WebFX, one of the top agencies for small businesses, charges 12% to 15% of the advertising cost. There is also an initial optimization fee that ranges from $1,200 to $5,800 depending on the package.
This is an example of another potential revenue source: setup fees. It’s not uncommon for agencies to charge a one-time fee, not just for PPC but for other strategies as well.
profit potential
According to Promethean Research's Digital Agency Industry Report 2023, the number of digital agencies in the U.S. and Canada grew by 54% between 2018 and 2023. Not only have they grown in number, but they have also expanded in size.
In 2018, 21% had 11 to 50 full-time employees. Fast forward five years and 27% fall into that cohort.
So while there may be more competition, the statistics would like to suggest that there are still plenty of jobs available. One reason for this is that companies are investing a significant portion of their budgets in various digital transformation initiatives.
Gone are the days when budgets were primarily spent on websites and digital marketing. Companies are investing in areas such as customer experience (CX) and automation. Promethean Research predicts that spending on digital transformation will exceed $3 trillion by 2026.
Agencies are getting bigger and companies may be willing to spend more, but profit margins are getting smaller. Revenues spent on cost of goods and operating expenses each increased by 5%. This results in a pre-tax net profit of 17%. This number used to be as high as 35%.

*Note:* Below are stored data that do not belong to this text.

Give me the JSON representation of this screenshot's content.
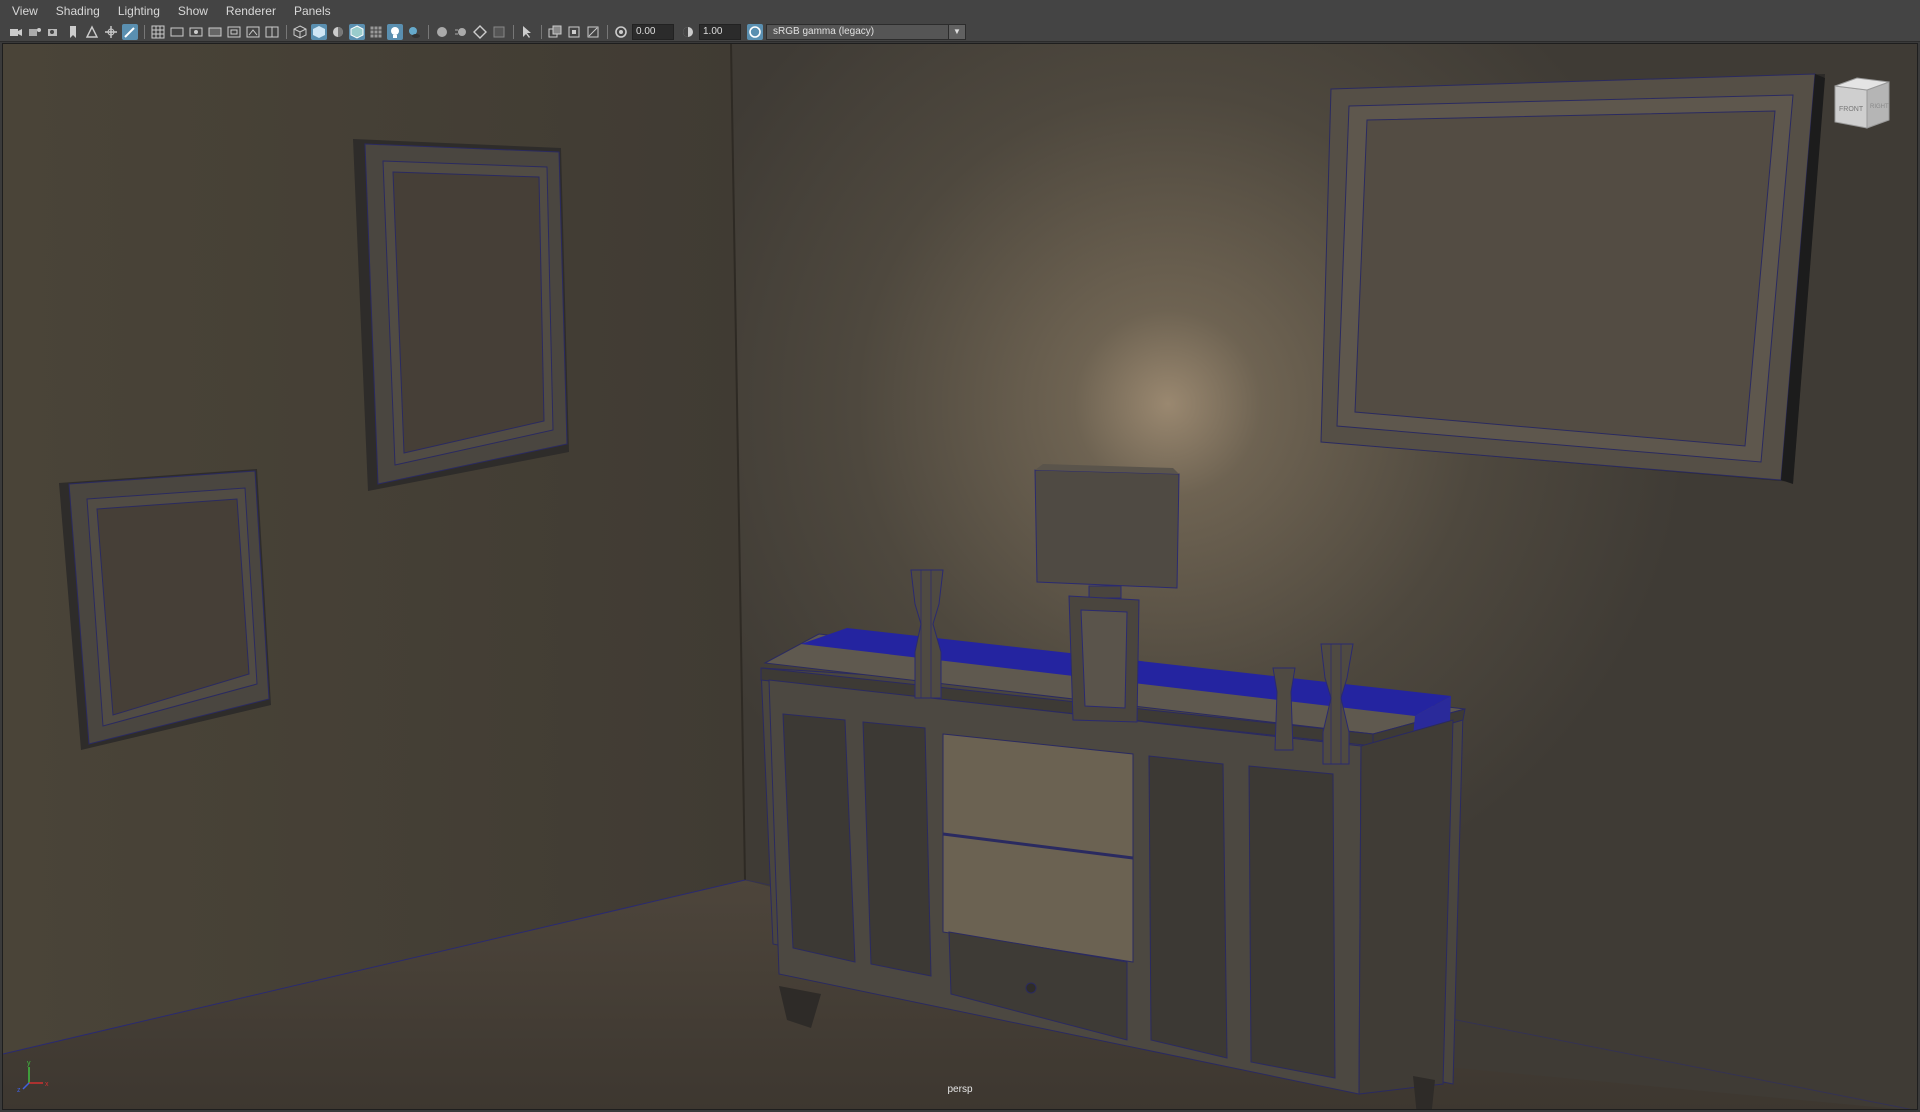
{
  "menu": [
    "View",
    "Shading",
    "Lighting",
    "Show",
    "Renderer",
    "Panels"
  ],
  "toolbar": {
    "exposure": "0.00",
    "gamma": "1.00",
    "color_space": "sRGB gamma (legacy)"
  },
  "viewport": {
    "camera": "persp",
    "viewcube": {
      "front": "FRONT",
      "right": "RIGHT"
    },
    "axis": {
      "x": "x",
      "y": "y",
      "z": "z"
    }
  },
  "colors": {
    "ui_bg": "#444444",
    "active_tool": "#5a8fb0",
    "wire_accent": "#2a2aa8",
    "runner": "#2424a0"
  },
  "icons": [
    "camera-icon",
    "grid-icon",
    "wireframe-icon",
    "smooth-shade-icon",
    "light-icon",
    "isolate-icon",
    "color-space-icon"
  ]
}
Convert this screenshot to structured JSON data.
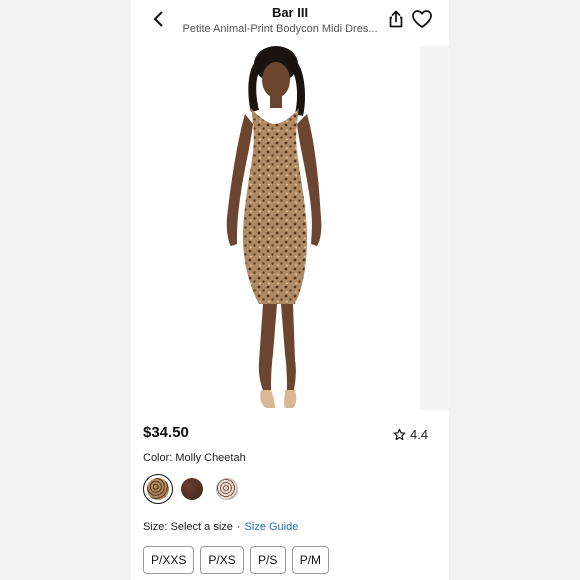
{
  "header": {
    "brand": "Bar III",
    "subtitle": "Petite Animal-Print Bodycon Midi Dres..."
  },
  "product": {
    "price": "$34.50",
    "rating": "4.4",
    "color_label": "Color: Molly Cheetah",
    "swatches": [
      {
        "name": "cheetah-tan",
        "color": "#b38a5c",
        "selected": true
      },
      {
        "name": "dark-brown",
        "color": "#4a2e22",
        "selected": false
      },
      {
        "name": "leopard-white",
        "color": "#d9c9bd",
        "selected": false
      }
    ],
    "size_label": "Size: Select a size",
    "separator": "·",
    "size_guide": "Size Guide",
    "sizes": [
      "P/XXS",
      "P/XS",
      "P/S",
      "P/M"
    ]
  },
  "colors": {
    "accent_link": "#1e6fb8",
    "dress": "#a88560",
    "skin": "#6b4530",
    "shoes": "#d8b894"
  }
}
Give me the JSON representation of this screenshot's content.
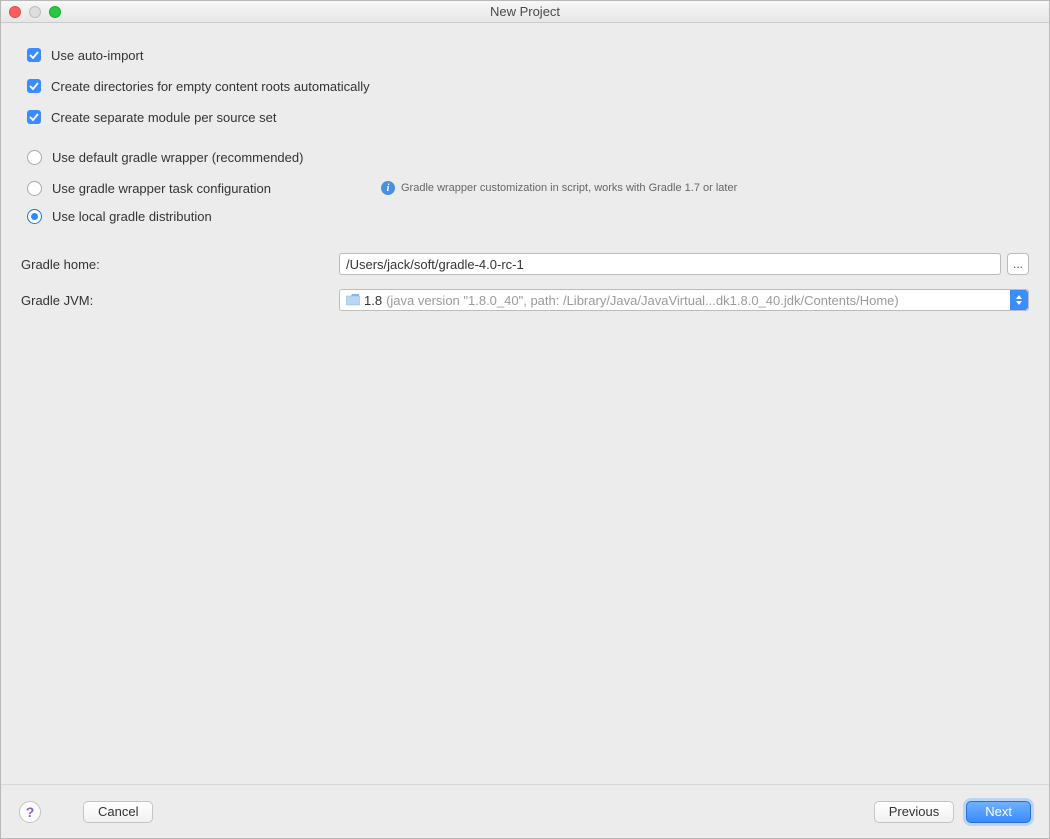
{
  "title": "New Project",
  "options": {
    "autoImport": "Use auto-import",
    "createDirs": "Create directories for empty content roots automatically",
    "separateModule": "Create separate module per source set",
    "defaultWrapper": "Use default gradle wrapper (recommended)",
    "wrapperTask": "Use gradle wrapper task configuration",
    "wrapperHint": "Gradle wrapper customization in script, works with Gradle 1.7 or later",
    "localDist": "Use local gradle distribution"
  },
  "form": {
    "gradleHomeLabel": "Gradle home:",
    "gradleHomeValue": "/Users/jack/soft/gradle-4.0-rc-1",
    "gradleJvmLabel": "Gradle JVM:",
    "gradleJvmPrimary": "1.8",
    "gradleJvmSecondary": "(java version \"1.8.0_40\", path: /Library/Java/JavaVirtual...dk1.8.0_40.jdk/Contents/Home)"
  },
  "buttons": {
    "help": "?",
    "cancel": "Cancel",
    "previous": "Previous",
    "next": "Next",
    "ellipsis": "..."
  }
}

There are two main reasons for this change. First of all, inflation is a big problem. Forbes reports that prices remain at least 20% higher across the board than they were two years ago. The inflation situation for UK marketing agencies is quite similar, if not worse.
Then there's salary pressure. To deal with this pressure, government agencies are using offshoring (relocating certain business processes to countries where labor is more affordable) and nearshoring (similar to offshoring, but where processes are moved to a neighboring country). ) can be considered. It is especially popular with large agencies and agencies of large companies.
In addition to considering offshoring and nearshoring, staying up to date with new features can also help move the needle in the right direction. The Digital Agency Industry Report 2023 found that brands have recently placed more emphasis on building their own in-house teams. But for now, new technologies like AI are creating new capabilities faster than companies can build internal teams.
Important points
A clear pricing model is key. That being said, some flexibility should be included.
Leave room for customization.
You can also apply multiple pricing models. For example, you can charge a fixed fee for a large portion of your project. Hourly rates can then be used for additional services.
But if you want to stay relevant, you can do more than just offer standard services. Consider including services centered around AI and customer experience that your company's internal marketing team may not yet have experience with or simply don't have enough data on.